All personal mobility devices (PMDs), except electric bicycles, should also be allowed on the pavement, but with a speed limit of 15kmh, the panel said. These include kick scooters, electric scooters and unicycles.
Currently, cycling is legal only on footpaths in Tampines town - cyclists riding on the pavement elsewhere can be fined $30 for the first offence.
The 14-member panel, headed by Nee Soon GRC MP Muhammad Faishal Ibrahim, unveiled its proposed set of rules and guidelines yesterday, after eight months of work.
Its recommendations cover three broad areas - rules and a code of conduct for users; the types of devices to be allowed on footpaths, cycling paths and shared paths; and the criteria for devices that are allowed in public spaces.
These guidelines are another step in the Government's move towards a car-lite nation.
Observers have called for a clear set of rules and norms for cycling, on top of providing more infrastructure.
Said Dr Faishal: "The panel focused on developing a set of rules and a code of conduct which... are practical, clear, fair and, most importantly, safeguard the safety of all users."
He noted that in a small island such as Singapore, it is not possible to maximise everyone's interests and space.
"However, if we can build up a culture of graciousness and safety, we will be able to better take care of everyone's needs," he said.
The panel's recommendations, if accepted by the Government, mean commuters using conventional bicycles will be able to ride on footpaths, shared paths and roads.
Those on scooters or mobility aids such as motorised wheelchairs will be able to go on both footpaths and cycling paths while those on electric bicycles can ride only on cycling and shared paths, or on roads.
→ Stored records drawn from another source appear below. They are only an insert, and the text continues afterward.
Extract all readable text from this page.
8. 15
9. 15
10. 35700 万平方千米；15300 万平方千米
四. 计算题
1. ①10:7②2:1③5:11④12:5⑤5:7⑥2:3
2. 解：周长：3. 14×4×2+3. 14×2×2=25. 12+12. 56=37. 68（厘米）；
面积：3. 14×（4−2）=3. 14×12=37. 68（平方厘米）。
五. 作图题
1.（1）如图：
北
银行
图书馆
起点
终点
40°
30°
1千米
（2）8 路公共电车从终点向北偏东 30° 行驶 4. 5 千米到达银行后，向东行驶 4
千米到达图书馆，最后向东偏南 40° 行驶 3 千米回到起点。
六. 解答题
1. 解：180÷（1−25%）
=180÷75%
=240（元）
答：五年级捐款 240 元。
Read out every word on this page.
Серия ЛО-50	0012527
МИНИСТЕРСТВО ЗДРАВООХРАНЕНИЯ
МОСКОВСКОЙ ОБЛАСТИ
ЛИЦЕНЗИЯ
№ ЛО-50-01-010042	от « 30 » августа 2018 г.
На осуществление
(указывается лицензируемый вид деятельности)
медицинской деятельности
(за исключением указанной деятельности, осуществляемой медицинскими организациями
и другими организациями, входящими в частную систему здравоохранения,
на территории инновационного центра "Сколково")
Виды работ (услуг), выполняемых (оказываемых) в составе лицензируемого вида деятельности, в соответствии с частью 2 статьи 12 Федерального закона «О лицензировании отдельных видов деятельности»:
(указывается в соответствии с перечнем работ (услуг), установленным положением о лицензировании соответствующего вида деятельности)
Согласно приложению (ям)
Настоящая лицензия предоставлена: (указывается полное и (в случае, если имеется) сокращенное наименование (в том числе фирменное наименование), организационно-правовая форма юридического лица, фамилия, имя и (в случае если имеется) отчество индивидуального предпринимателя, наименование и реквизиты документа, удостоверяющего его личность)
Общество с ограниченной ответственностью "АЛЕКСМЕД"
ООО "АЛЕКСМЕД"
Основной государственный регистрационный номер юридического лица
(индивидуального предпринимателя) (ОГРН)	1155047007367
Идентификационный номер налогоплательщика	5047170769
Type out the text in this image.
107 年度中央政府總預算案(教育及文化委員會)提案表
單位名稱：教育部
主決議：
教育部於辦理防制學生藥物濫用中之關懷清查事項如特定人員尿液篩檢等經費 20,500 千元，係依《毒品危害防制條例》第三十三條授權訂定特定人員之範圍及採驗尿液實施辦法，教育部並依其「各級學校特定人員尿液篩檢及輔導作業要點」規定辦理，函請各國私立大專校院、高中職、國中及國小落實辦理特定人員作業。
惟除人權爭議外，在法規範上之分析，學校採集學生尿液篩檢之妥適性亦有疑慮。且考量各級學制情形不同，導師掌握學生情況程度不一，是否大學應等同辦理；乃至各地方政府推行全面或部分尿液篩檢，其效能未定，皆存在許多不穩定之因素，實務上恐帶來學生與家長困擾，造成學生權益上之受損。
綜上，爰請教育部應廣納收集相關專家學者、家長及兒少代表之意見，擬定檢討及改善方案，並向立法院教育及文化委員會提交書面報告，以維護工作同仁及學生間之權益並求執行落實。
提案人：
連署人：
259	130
The panelalso proposed registering electric bicycles so it is easier to take action against errant riders and those who illegally modify their bicycles.
A cap on the speed limit on cycling and shared paths was also proposed: 25kmh.
Also suggested were the physical specifications that all devices must follow to protect vulnerable users. For instance, the weight of each device should not exceed 20kg.
These criteria will reduce the risk of serious injuries should there be collisions.
Motorised devices should have a maximum speed of 25kmh, so they do not exceed the speed limit on paths.
On the code of conduct, the panel stressed that PMD users must give way to pedestrians on footpaths and shared paths.
They should ride at a speed that is not too fast compared to others sharing the path, and be prepared to dismount at areas with high pedestrian traffic.
All devices must have a white light in front and red light at the back, which must be switched on at night.
Dr Faishal said the rules must be complemented by public education, effective enforcement and more cycling infrastructure. Singapore's National Cycling Plan calls for 700km of cycling paths by 2030.